Bishop Malzaire: name Canefield church St. Clement's Chapel
Bishop of Roseau Gabriel Malzaire has suggested that the church in Dominica should give the late Fr. Clement Jolly a gift- name a church he helped build after him.
"Everyone would agree that the Canefield Chapel could be renamed St. Clement's Chapel with no reservation in the minds of most people, especially the parishioners of St. Ann," said Bishop Malzaire when he delivered the homily at the funeral mass of Fr. Clement Jolly, C.Ss. R on Saturday, January 6, 2018 at the St. Joseph Parish Church. Fr. Jolly, a Redemptorist, died in December 2017. He was 85.
According to the eulogy, Fr. Jolly, with the help of the Canefield Church Committee, raised EC$930,000 in eight years for the construction of the Canefield church, completed in 1998.
In his homily, Bishop Malzaire told the Redemptorist community: "I say to you brothers, you have lost a truly holy man, a man of integrity and familiar with the Lord's suffering. You have lost a generous soul, a brilliant mind, a true unsound hero. We pray that his passage through the pearly gates will be smooth; and from then onwards he will intercede for us as we continue our struggle in this mortal life. So I say, farewell brother Clem, go with your Lord, rest peacefully, and remember us when you get into the kingdom." Bishop Malzaire said Fr. Jolly was "a true patriot who loved his country and its people" and he was always seen in his admiration for the people's culture.
"He loved to watch his people enjoy themselves. On carnival days, for example, he would be seen with his chapo-pye walking along the streets in absolute enjoyment of the happenings. I'm not sure whether he ever physically partook in the Carnival jump but he was there in support of the people in this legitimate catharsis and self-expression. His love of liming with the men of his community, meeting them at their level and playing dominoes with them was a regular pastime".
Fr. Jolly was Dominica's most prolific author. He was also a regular columnist of the SUN newspaper.
"To my mind, Fr. Jolly had a keen sense of, and maybe even mastered the relationship that could be forged between the bible and the newspaper," said Bishop Malzaire. "Fr. Jolly was a true scholar in that he was a perpetual student, constantly learning and reflecting on the current realities of the time. He could not be accused of having a lazy mind. He was constantly thinking and putting his thoughts and reflections into writing. All these have resulted in the master pieces which he produced. It is unfortunate that our limited reading population has not sufficiently appreciated these writings.

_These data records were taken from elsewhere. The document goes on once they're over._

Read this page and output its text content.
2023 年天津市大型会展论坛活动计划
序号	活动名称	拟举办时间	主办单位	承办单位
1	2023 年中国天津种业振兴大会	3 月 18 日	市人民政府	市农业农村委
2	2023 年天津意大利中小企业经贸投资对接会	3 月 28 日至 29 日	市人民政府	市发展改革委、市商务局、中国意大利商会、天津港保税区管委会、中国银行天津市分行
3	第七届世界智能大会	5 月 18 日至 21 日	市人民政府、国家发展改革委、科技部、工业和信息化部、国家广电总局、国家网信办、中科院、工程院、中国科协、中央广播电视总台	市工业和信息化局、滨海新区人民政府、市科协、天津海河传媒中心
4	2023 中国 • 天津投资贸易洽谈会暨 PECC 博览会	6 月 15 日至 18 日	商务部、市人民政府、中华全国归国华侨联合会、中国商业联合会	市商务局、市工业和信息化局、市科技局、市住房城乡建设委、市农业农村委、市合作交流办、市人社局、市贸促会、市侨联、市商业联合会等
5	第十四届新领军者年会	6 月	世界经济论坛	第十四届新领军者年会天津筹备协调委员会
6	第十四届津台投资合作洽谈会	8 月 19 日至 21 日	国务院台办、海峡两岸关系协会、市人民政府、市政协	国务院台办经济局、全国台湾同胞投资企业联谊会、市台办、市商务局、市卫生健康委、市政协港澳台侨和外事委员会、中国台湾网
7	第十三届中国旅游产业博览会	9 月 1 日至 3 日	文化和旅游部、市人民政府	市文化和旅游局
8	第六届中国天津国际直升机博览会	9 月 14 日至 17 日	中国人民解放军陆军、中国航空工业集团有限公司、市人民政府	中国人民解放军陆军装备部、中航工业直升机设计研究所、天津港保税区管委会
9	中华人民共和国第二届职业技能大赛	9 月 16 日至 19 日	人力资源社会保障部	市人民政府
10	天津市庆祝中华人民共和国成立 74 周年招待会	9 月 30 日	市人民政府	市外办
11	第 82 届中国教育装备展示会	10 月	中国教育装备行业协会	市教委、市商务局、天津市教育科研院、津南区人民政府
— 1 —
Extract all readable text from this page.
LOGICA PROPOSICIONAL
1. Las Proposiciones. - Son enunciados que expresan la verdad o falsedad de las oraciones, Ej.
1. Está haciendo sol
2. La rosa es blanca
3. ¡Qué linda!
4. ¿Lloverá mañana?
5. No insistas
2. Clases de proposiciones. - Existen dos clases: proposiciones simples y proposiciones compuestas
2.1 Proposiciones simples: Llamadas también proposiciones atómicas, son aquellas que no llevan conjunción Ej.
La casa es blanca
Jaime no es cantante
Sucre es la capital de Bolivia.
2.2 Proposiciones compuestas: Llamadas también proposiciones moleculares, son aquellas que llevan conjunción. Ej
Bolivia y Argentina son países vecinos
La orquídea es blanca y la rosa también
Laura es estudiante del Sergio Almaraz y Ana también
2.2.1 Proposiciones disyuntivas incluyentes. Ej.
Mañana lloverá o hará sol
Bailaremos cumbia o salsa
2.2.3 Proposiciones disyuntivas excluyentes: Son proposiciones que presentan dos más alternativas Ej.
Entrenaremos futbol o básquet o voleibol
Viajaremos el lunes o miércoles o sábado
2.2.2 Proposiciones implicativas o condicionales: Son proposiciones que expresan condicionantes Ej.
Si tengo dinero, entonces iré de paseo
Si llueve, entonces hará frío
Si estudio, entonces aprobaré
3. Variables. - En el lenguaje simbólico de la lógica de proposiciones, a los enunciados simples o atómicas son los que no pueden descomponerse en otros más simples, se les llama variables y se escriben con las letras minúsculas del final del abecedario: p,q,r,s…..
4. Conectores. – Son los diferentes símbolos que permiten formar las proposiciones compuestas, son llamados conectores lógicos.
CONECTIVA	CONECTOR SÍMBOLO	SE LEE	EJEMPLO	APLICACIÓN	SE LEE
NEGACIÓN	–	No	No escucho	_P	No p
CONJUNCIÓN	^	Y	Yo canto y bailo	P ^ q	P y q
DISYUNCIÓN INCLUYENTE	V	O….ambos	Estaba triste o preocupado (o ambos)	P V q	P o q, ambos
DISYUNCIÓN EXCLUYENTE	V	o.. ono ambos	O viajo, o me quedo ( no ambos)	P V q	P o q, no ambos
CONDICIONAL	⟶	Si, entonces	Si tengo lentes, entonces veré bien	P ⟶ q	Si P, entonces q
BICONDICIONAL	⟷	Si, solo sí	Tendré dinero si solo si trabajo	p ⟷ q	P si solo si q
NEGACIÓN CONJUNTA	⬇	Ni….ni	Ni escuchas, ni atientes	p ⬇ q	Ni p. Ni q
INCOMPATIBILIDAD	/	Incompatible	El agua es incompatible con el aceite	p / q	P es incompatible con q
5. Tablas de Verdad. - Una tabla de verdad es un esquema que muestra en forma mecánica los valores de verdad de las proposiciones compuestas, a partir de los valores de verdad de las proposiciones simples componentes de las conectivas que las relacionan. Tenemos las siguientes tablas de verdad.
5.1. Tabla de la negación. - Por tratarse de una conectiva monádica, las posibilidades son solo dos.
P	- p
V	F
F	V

"Fr. Jolly was a great author and a social thinker. In his lifetime he produced 20 books and many issues of his Magazine entitled Building Bridges. He was also a regular columnist for the local newspaper. He can be regarded as one who lived up to Karl Bath's definition of the modern preacher. Karl Barth was a German/Swiss Reformed theologian who is often regarded as the greatest Protestant theologian of the twentieth century. He maintained that the modern preacher of necessity "must hold the Bible in one hand and the newspaper in the other."